Beefy Boxes and Bandwidth Generously Provided by pair Networks
"be consistent"
 
PerlMonks  

[OT] Database row width and cargo cult programming

by moritz (Cardinal)
on Apr 06, 2011 at 10:25 UTC ( [id://897723]=perlquestion: print w/replies, xml ) Need Help??

moritz has asked for the wisdom of the Perl Monks concerning the following question:

This is a bit off-topic here, because it has no Perl contents, but I still hope you find the question interesting.

I've seen many database column definitions using VARCHAR(255), or other powers-of-two-minus-1 values as the column width. I even caught myself writing this.

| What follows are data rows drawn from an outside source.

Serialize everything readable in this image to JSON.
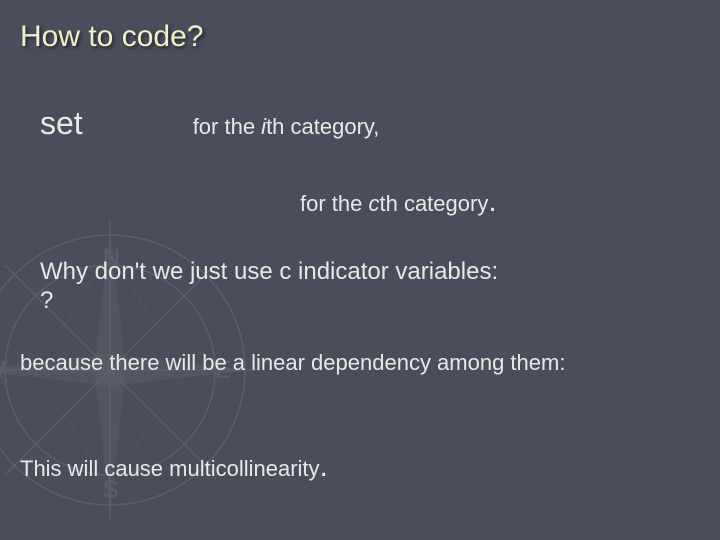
{
  "title": "How to code?",
  "set_label": "set",
  "ith": {
    "prefix": "for the ",
    "var": "i",
    "suffix": "th category,"
  },
  "cth": {
    "prefix": "for the ",
    "var": "c",
    "suffix": "th category",
    "period": "."
  },
  "why_line1": "Why don't we just use c indicator variables:",
  "why_line2": "?",
  "because": "because there will be a linear dependency among them:",
  "multi_text": "This will cause multicollinearity",
  "multi_period": "."
}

I presume this is because then length fits into one unsigned byte, and thus think it's significantly less wasteful in terms of space than when using VARCHAR(256).

Is that actually still the case in modern RDMBs? Or are there are other good reasons for chosing numbers of the form 2**$int - 1?

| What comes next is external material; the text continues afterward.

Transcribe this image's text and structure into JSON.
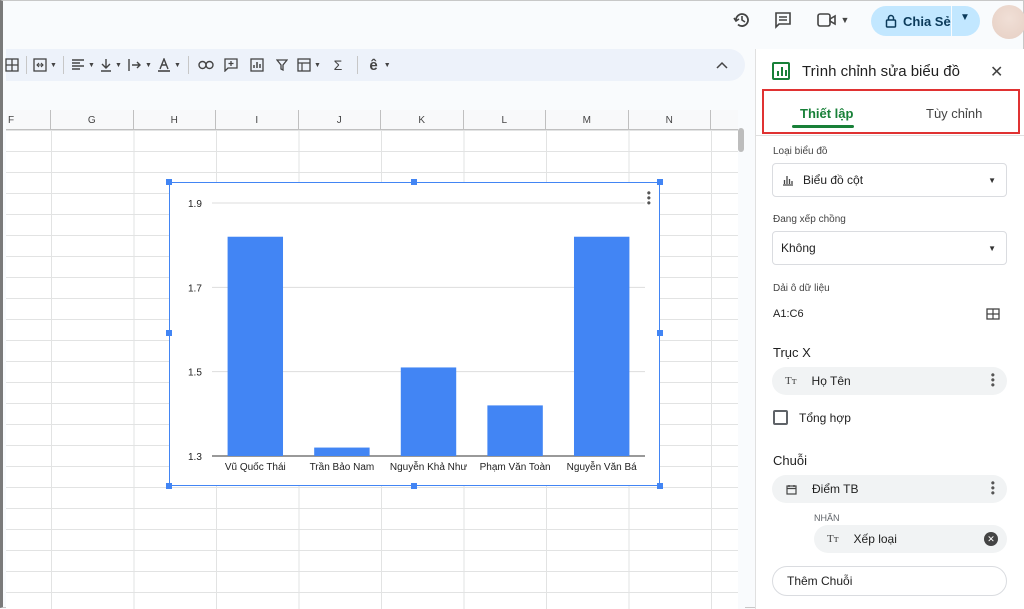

The longer I think about it, the more I expect it to be just cargo cult programming, carried over from the early days of relational databases. After all, when a VARCHAR allows arbitrary Unicode characters, the maximal byte width is four times the character count (for UTF-8, UTF-16 and UTF-32), so a character length of 255 won't lead to a byte length that fits into a byte.

Also I'd expect postgresql, sqlite and consorts to just store the widht in a native (or maybe 64bit) unsigned it.

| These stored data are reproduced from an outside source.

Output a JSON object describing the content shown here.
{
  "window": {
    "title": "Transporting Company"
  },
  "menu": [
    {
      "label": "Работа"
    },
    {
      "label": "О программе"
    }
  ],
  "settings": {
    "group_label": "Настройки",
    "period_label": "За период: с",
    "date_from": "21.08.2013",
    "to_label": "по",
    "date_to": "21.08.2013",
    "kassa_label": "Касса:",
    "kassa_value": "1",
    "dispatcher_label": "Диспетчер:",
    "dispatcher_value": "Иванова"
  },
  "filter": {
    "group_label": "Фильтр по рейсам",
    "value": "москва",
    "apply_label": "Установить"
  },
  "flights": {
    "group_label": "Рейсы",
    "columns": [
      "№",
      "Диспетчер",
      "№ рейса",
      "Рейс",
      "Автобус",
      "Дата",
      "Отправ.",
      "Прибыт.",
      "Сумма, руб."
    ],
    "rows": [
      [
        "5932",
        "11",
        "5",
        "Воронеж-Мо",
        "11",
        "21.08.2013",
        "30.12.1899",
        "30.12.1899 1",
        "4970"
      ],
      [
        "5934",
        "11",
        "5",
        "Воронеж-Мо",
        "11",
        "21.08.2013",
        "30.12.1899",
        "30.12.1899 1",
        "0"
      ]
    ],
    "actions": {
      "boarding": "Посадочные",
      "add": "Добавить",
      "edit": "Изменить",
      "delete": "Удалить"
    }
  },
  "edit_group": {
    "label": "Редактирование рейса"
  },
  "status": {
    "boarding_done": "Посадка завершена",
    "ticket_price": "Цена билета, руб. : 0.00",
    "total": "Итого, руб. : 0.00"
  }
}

So, is it a cargo cult? Or is there still a deeper reason for those special widths?

Replies are listed 'Best First'.
Re: [OT] Database row width and cargo cult programming
by mje (Curate) on Apr 06, 2011 at 10:49 UTC

    A number of databases (e.g. Oracle) allow you to specify the size in bytes or characters e.g., "a_col varchar(128 char)" so encoding does not come in to it.

    varchar(255) is probably seen a lot simply because in many databases it was the largest varchar you could have. Even now many databases only support varchars of 2000 or 4000.

    In my opinion, it is mostly cargo cult but I'll wait for someone to come up with a reason. I do it myself quite a bit when needing to hold an error message in a varchar. I know it is not going to be bigger than 255 but I'm too lazy to work out if it could be smaller.

Re: [OT] Database row width and cargo cult programming
by cdarke (Prior) on Apr 06, 2011 at 12:01 UTC
    From the mysql 5.0 reference guide:
    Values in VARCHAR columns are variable-length strings. The length can be specified as a value from 0 to 255 before MySQL 5.0.3, and 0 to 65,535 in 5.0.3 and later versions. The effective maximum length of a VARCHAR in MySQL 5.0.3 and later is subject to the maximum row size (65,535 bytes, which is shared among all columns) and the character set used.
Re: [OT] Database row width and cargo cult programming
by JavaFan (Canon) on Apr 06, 2011 at 10:35 UTC
    After all, when a VARCHAR allows arbitrary Unicode characters, the maximal byte width is four times the character count (for UTF-8, UTF-16 and UTF-32), so a character length of 255 won't lead to a byte length that fits into a byte.
    You got it backwards. ;-) When storing UTF-8 characters in a VARCHAR(255), you may not be able to store 255 characters.

    The size is the byte length. And 255 takes a single byte to store the length, anything above takes 2 bytes.

    Also note that many (var)char columns will not be used to store non-ASCII data. Just because Unicode exists doesn't mean everything requires non-ASCII (or non-LATIN-1) characters.

      You got it backwards. ;-) When storing UTF-8 characters in a VARCHAR(255), you may not be able to store 255 characters

      That's curious. In sql server 2000 it's indeed the byte length, in postgres it's character length. And I just tried it in postgres, I can indeed store 64 characters with codepoints above 127 in a varchar(64) column (encoding is set to UTF-8).wikipedia says "characters"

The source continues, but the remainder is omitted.